The distinction between enclosing and binding environments is important because package namespaces keep packages independent
Binding names to values
- What does this function do? How does it differ from <<- and why might you prefer it?
This function looks for the variable name in the environment. If it exists, it will modifiy it to 10.

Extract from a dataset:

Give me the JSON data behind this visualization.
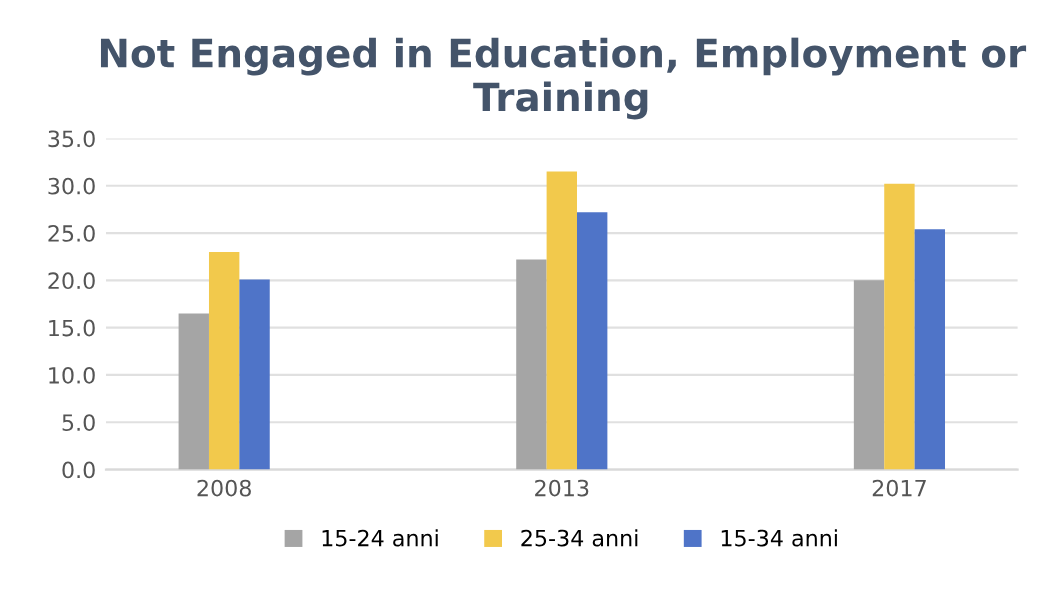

rebind <- function(name, value, env = parent.frame()) {
if (identical(env, emptyenv())) {
stop("Can't find ", name, call. = FALSE)
} else if (exists(name, envir = env, inherits = FALSE)) {
assign(name, value, envir = env)
} else {
rebind(name, value, parent.env(env))
}
}
a <- 10
rebind("a", 10)
- Create a version of
assign()
that will only bind new names, never re-bind old names. Some programming languages only do this, and are known as single assignment languages.
rebind <- function(name, value, env = parent.frame()) {
if (identical(env, emptyenv())) {
stop("Can't find ", name, call. = FALSE)
} else if (exists(name, envir = env, inherits = FALSE) &
get(name) == value ) {
stop(name, " already exists", call. = FALSE)
} else if(exists(name, envir = env, inherits = FALSE)) {
assign(name, value, envir = env)
} else {
rebind(name, value, parent.env(env))
}
}
b <- 3
rebind("b", 1)
- Write an assignment function that can do active, delayed, and locked bindings. What might you call it? What arguments should it take? Can you guess which sort of assignment it should do based on the input?